Sockets

Paul Krzyzanowski

November 26, 2010

Introduction

We know that data can sent and received between machines via IP. We also know that TCP and UDP were developed as connection-oriented and connectionless transport-layer protocols over IP. How do we associate these data streams with our applications? Previously, we mentioned that a server must be able to get a transport address for a service and associate that address with the service. The client must be able to figure out this address and access the service through it. The most popular implementation is the concept of sockets. They were developed by the University of California, Berkeley for providing inter-process communication for the 4.2 BSD variant of the UNIX operating system. Since then, the interface has become pervasive among most operating systems, including the various versions of Linux, OS X, Windows, and a wide variety of embedded sytems.

Sockets are an attempt at creating a generalized IPC model with the following set of goals:

  • Communication between processes should not depend on whether they are on the same machine
  • Efficiency: this should be an efficient layer on top of network communication facilities
  • Compatibility: processes that just read from a standard input file and write to a standard output file should continue to work in distributed environments
  • Must support different protocols and naming conventions (different "communication domains" or "address families")

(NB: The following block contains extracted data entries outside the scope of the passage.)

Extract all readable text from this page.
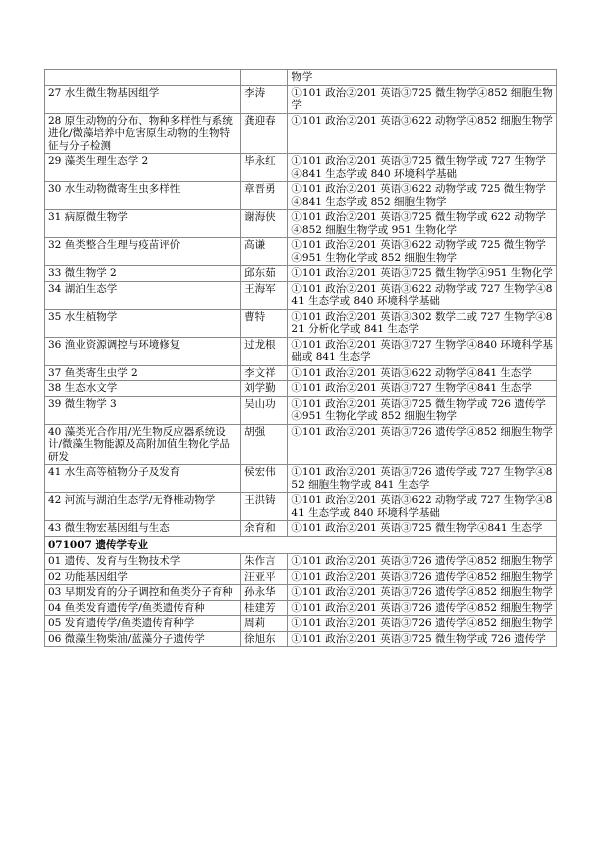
		物学
27 水生微生物基因组学	李涛	①101 政治②201 英语③725 微生物学④852 细胞生物学
28 原生动物的分布、物种多样性与系统进化/微藻培养中危害原生动物的生物特征与分子检测	龚迎春	①101 政治②201 英语③622 动物学④852 细胞生物学
29 藻类生理生态学 2	毕永红	①101 政治②201 英语③725 微生物学或 727 生物学④841 生态学或 840 环境科学基础
30 水生动物微寄生虫多样性	章晋勇	①101 政治②201 英语③622 动物学或 725 微生物学④841 生态学或 852 细胞生物学
31 病原微生物学	谢海侠	①101 政治②201 英语③725 微生物学或 622 动物学④852 细胞生物学或 951 生物化学
32 鱼类整合生理与疫苗评价	高谦	①101 政治②201 英语③622 动物学或 725 微生物学④951 生物化学或 852 细胞生物学
33 微生物学 2	邱东茹	①101 政治②201 英语③725 微生物学④951 生物化学
34 湖泊生态学	王海军	①101 政治②201 英语③622 动物学或 727 生物学④841 生态学或 840 环境科学基础
35 水生植物学	曹特	①101 政治②201 英语③302 数学二或 727 生物学④821 分析化学或 841 生态学
36 渔业资源调控与环境修复	过龙根	①101 政治②201 英语③727 生物学④840 环境科学基础或 841 生态学
37 鱼类寄生虫学 2	李文祥	①101 政治②201 英语③622 动物学④841 生态学
38 生态水文学	刘学勤	①101 政治②201 英语③727 生物学④841 生态学
39 微生物学 3	吴山功	①101 政治②201 英语③725 微生物学或 726 遗传学④951 生物化学或 852 细胞生物学
40 藻类光合作用/光生物反应器系统设计/微藻生物能源及高附加值生物化学品研发	胡强	①101 政治②201 英语③726 遗传学④852 细胞生物学
41 水生高等植物分子及发育	侯宏伟	①101 政治②201 英语③726 遗传学或 727 生物学④852 细胞生物学或 841 生态学
42 河流与湖泊生态学/无脊椎动物学	王洪铸	①101 政治②201 英语③622 动物学或 727 生物学④841 生态学或 840 环境科学基础
43 微生物宏基因组与生态	余育和	①101 政治②201 英语③725 微生物学④841 生态学
071007 遗传学专业		
01 遗传、发育与生物技术学	朱作言	①101 政治②201 英语③726 遗传学④852 细胞生物学
02 功能基因组学	汪亚平	①101 政治②201 英语③726 遗传学④852 细胞生物学
03 早期发育的分子调控和鱼类分子育种	孙永华	①101 政治②201 英语③726 遗传学④852 细胞生物学
04 鱼类发育遗传学/鱼类遗传育种	桂建芳	①101 政治②201 英语③726 遗传学④852 细胞生物学
05 发育遗传学/鱼类遗传育种学	周莉	①101 政治②201 英语③726 遗传学④852 细胞生物学
06 微藻生物柴油/蓝藻分子遗传学	徐旭东	①101 政治②201 英语③725 微生物学或 726 遗传学
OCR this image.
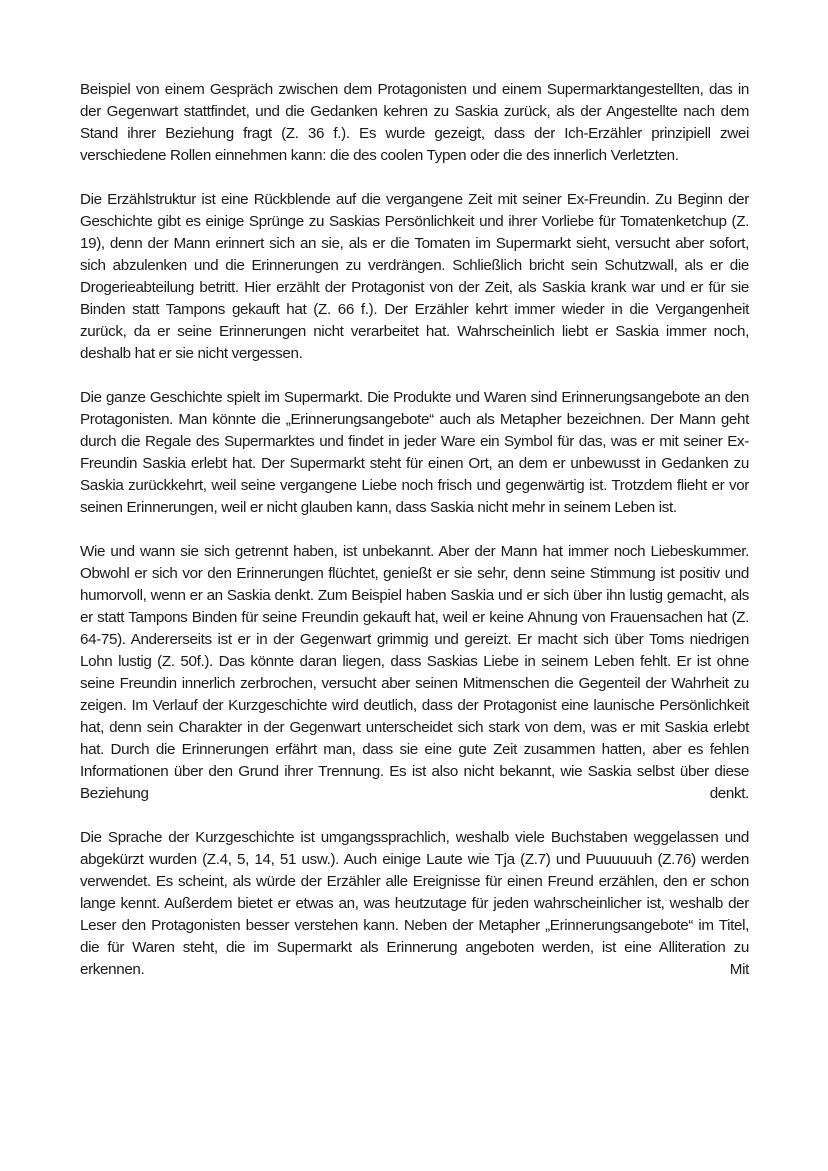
Beispiel von einem Gespräch zwischen dem Protagonisten und einem Supermarktangestellten, das in der Gegenwart stattfindet, und die Gedanken kehren zu Saskia zurück, als der Angestellte nach dem Stand ihrer Beziehung fragt (Z. 36 f.). Es wurde gezeigt, dass der Ich-Erzähler prinzipiell zwei verschiedene Rollen einnehmen kann: die des coolen Typen oder die des innerlich Verletzten.

Die Erzählstruktur ist eine Rückblende auf die vergangene Zeit mit seiner Ex-Freundin. Zu Beginn der Geschichte gibt es einige Sprünge zu Saskias Persönlichkeit und ihrer Vorliebe für Tomatenketchup (Z. 19), denn der Mann erinnert sich an sie, als er die Tomaten im Supermarkt sieht, versucht aber sofort, sich abzulenken und die Erinnerungen zu verdrängen. Schließlich bricht sein Schutzwall, als er die Drogerieabteilung betritt. Hier erzählt der Protagonist von der Zeit, als Saskia krank war und er für sie Binden statt Tampons gekauft hat (Z. 66 f.). Der Erzähler kehrt immer wieder in die Vergangenheit zurück, da er seine Erinnerungen nicht verarbeitet hat. Wahrscheinlich liebt er Saskia immer noch, deshalb hat er sie nicht vergessen.

Die ganze Geschichte spielt im Supermarkt. Die Produkte und Waren sind Erinnerungsangebote an den Protagonisten. Man könnte die „Erinnerungsangebote“ auch als Metapher bezeichnen. Der Mann geht durch die Regale des Supermarktes und findet in jeder Ware ein Symbol für das, was er mit seiner Ex-Freundin Saskia erlebt hat. Der Supermarkt steht für einen Ort, an dem er unbewusst in Gedanken zu Saskia zurückkehrt, weil seine vergangene Liebe noch frisch und gegenwärtig ist. Trotzdem flieht er vor seinen Erinnerungen, weil er nicht glauben kann, dass Saskia nicht mehr in seinem Leben ist.

Wie und wann sie sich getrennt haben, ist unbekannt. Aber der Mann hat immer noch Liebeskummer. Obwohl er sich vor den Erinnerungen flüchtet, genießt er sie sehr, denn seine Stimmung ist positiv und humorvoll, wenn er an Saskia denkt. Zum Beispiel haben Saskia und er sich über ihn lustig gemacht, als er statt Tampons Binden für seine Freundin gekauft hat, weil er keine Ahnung von Frauensachen hat (Z. 64-75). Andererseits ist er in der Gegenwart grimmig und gereizt. Er macht sich über Toms niedrigen Lohn lustig (Z. 50f.). Das könnte daran liegen, dass Saskias Liebe in seinem Leben fehlt. Er ist ohne seine Freundin innerlich zerbrochen, versucht aber seinen Mitmenschen die Gegenteil der Wahrheit zu zeigen. Im Verlauf der Kurzgeschichte wird deutlich, dass der Protagonist eine launische Persönlichkeit hat, denn sein Charakter in der Gegenwart unterscheidet sich stark von dem, was er mit Saskia erlebt hat. Durch die Erinnerungen erfährt man, dass sie eine gute Zeit zusammen hatten, aber es fehlen Informationen über den Grund ihrer Trennung. Es ist also nicht bekannt, wie Saskia selbst über diese Beziehung denkt.

Die Sprache der Kurzgeschichte ist umgangssprachlich, weshalb viele Buchstaben weggelassen und abgekürzt wurden (Z.4, 5, 14, 51 usw.). Auch einige Laute wie Tja (Z.7) und Puuuuuuh (Z.76) werden verwendet. Es scheint, als würde der Erzähler alle Ereignisse für einen Freund erzählen, den er schon lange kennt. Außerdem bietet er etwas an, was heutzutage für jeden wahrscheinlicher ist, weshalb der Leser den Protagonisten besser verstehen kann. Neben der Metapher „Erinnerungsangebote“ im Titel, die für Waren steht, die im Supermarkt als Erinnerung angeboten werden, ist eine Alliteration zu erkennen. Mit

The socket is an abstract object from which messages are sent and received. It is created in a communications domain roughly similar to a file being created in a file system. Sockets exist only as long as they are referenced. A socket allows an application to request a particular style of communication (virtual circuit, datagram, message-based, in-order delivery, ...). Unrelated processes should be able to locate communication endpoints, so sockets need to be named. The name is something that is meaningful within the specific communications domain.

Programming with sockets

There are several steps involved in creating a socket, locating the remote endpoint, and communicating over the socket. This section cannot cover the entire topic fully. Several of the references listed provide more complete information. On-line manual pages will provide you with the latest information on acceptable parameters and functions. The interface described here is the system call interface provided by the Berkeley family of operating systems (including OS X) and is generally extremely similar amongst all Unix systems (and many other operating systems).

1. Create a socket

A socket is created with the socket system call:

int s = socket(int domain, int type, int protocol)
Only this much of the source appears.